Son sac sur le dos, un repas de l’enseigne Prêt à manger à la main, le voilà qui s’arrête à cinquante mètres. Il a enlevé son masque et commence à boire à la paille ce qui est peut-être une soupe. Je me rapproche.

 

Mon masque sur le visage, je le salue et lui demande :

 

« Vous êtes Léo Tamaki ? ». Mais avant même qu’il ne me le confirme, je savais.

 

Je lui ai parlé de son blog, de Jean-Pierre Vignau ( Arts Martiaux : un article inspiré par Maitre Jean-Pierre Vignau). Il m’a écouté. Je me demandais s’il était encore dans son école vu que j’avais cru comprendre qu’il était souvent en voyage. Avec le sourire, il acquiesce concernant ses voyages fréquents. Puis, me précise qu’il est toujours présent dans son école qui se trouve «  à quinze minutes à pied d’ici ». Qu’il espère rouvrir en janvier.

 

Sa question arrive vite : «  Vous avez déjà pratiqué ? ». «  J’ai pratiqué un peu de judo ».

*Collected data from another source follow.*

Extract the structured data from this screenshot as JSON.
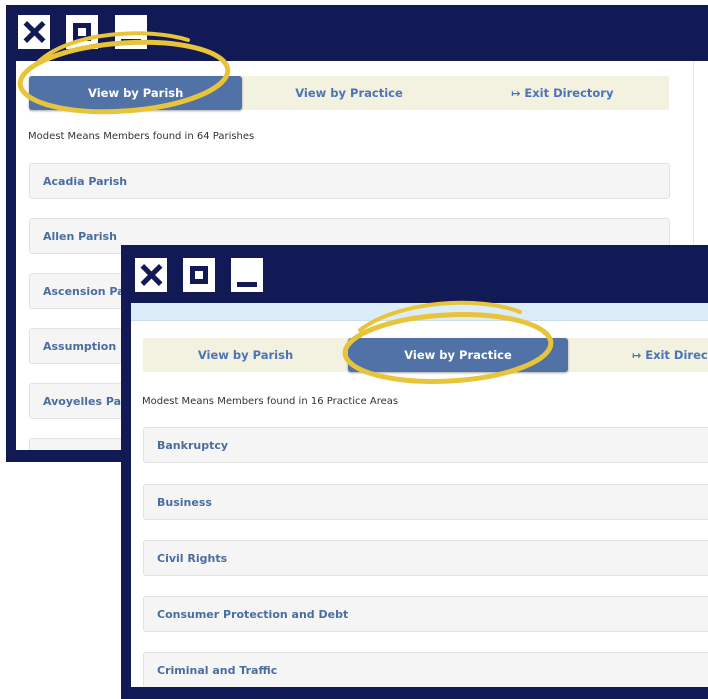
{
  "accent_color": "#121a55",
  "highlight_color": "#e8c43a",
  "window_back": {
    "controls": [
      "close-icon",
      "maximize-icon",
      "minimize-icon"
    ],
    "tabs": [
      {
        "label": "View by Parish",
        "active": true
      },
      {
        "label": "View by Practice",
        "active": false
      },
      {
        "label": "Exit Directory",
        "icon": "exit-icon",
        "active": false
      }
    ],
    "found_text": "Modest Means Members found in 64 Parishes",
    "items": [
      "Acadia Parish",
      "Allen Parish",
      "Ascension Parish",
      "Assumption Parish",
      "Avoyelles Parish"
    ]
  },
  "window_front": {
    "controls": [
      "close-icon",
      "maximize-icon",
      "minimize-icon"
    ],
    "tabs": [
      {
        "label": "View by Parish",
        "active": false
      },
      {
        "label": "View by Practice",
        "active": true
      },
      {
        "label": "Exit Directory",
        "icon": "exit-icon",
        "active": false
      }
    ],
    "found_text": "Modest Means Members found in 16 Practice Areas",
    "items": [
      "Bankruptcy",
      "Business",
      "Civil Rights",
      "Consumer Protection and Debt",
      "Criminal and Traffic"
    ]
  }
}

Lorsque je lui parle de mes horaires de travail de nuit, je retrouve le tranchant de sa pensée telle que je l’ai perçue dans une vidéo où il est face à Greg MMA. Mais aussi dans ses articles pour les magazines Yashima et Self& Dragon. C’est un homme qui réagit avant même que l’on ait eu le temps de saisir les conséquences de ce que l’on formule. On imagine facilement que c’est pareil en cas d’attaque.

 

L’échange est bref. Un moment, j’enlève mon masque afin qu’il voie mon visage lorsque je me présente. Je me dis souvent que cela doit être insolite de se faire aborder par un inconnu masqué. Mais cela ne semble pas le désarmer plus que ça. C’est une question de contexte et de tranquillité d’esprit peut-être. Nous sommes en plein jour, dans une grande avenue fréquentée. Et, je suis venu calmement. Il y a quelques années, assis dans un recoin de la rue de Lappe, en soirée, j’avais aperçu l’acteur Jalil Lespert qui passait avec ses deux enfants.  C’est un acteur dont j’aime beaucoup le jeu. Dont la carrière est étonnamment discrète. Je l’avais salué à distance. Mais, à sa façon de faire avancer ses enfants, j’avais compris que je l’avais surpris et un peu effrayé. Ça m’a étonné d’apprendre récemment que Jalil Lespert, le discret, vit désormais une idylle avec Laeticia Halliday, la « veuve » de Johnny. Celle qui pleurait son « homme » il y a encore deux ans. Mais on a le droit de vivre.

 

Léo Tamaki, c’est un autre monde que Johnny, Laeticia, Jalil Lespert et le cinéma. C’est le monde de l’Aïkido et des Arts martiaux. Les deux mondes peuvent se concilier : show « bises » et Arts Martiaux. Mais pour cela, dans le désordre, il  faut avoir quelque chose de particulier qui répond à une nécessité voire des affinités et, avant cela, des lieux de fréquentation communs.

 

Franck Unimon, ce vendredi 18 décembre 2020.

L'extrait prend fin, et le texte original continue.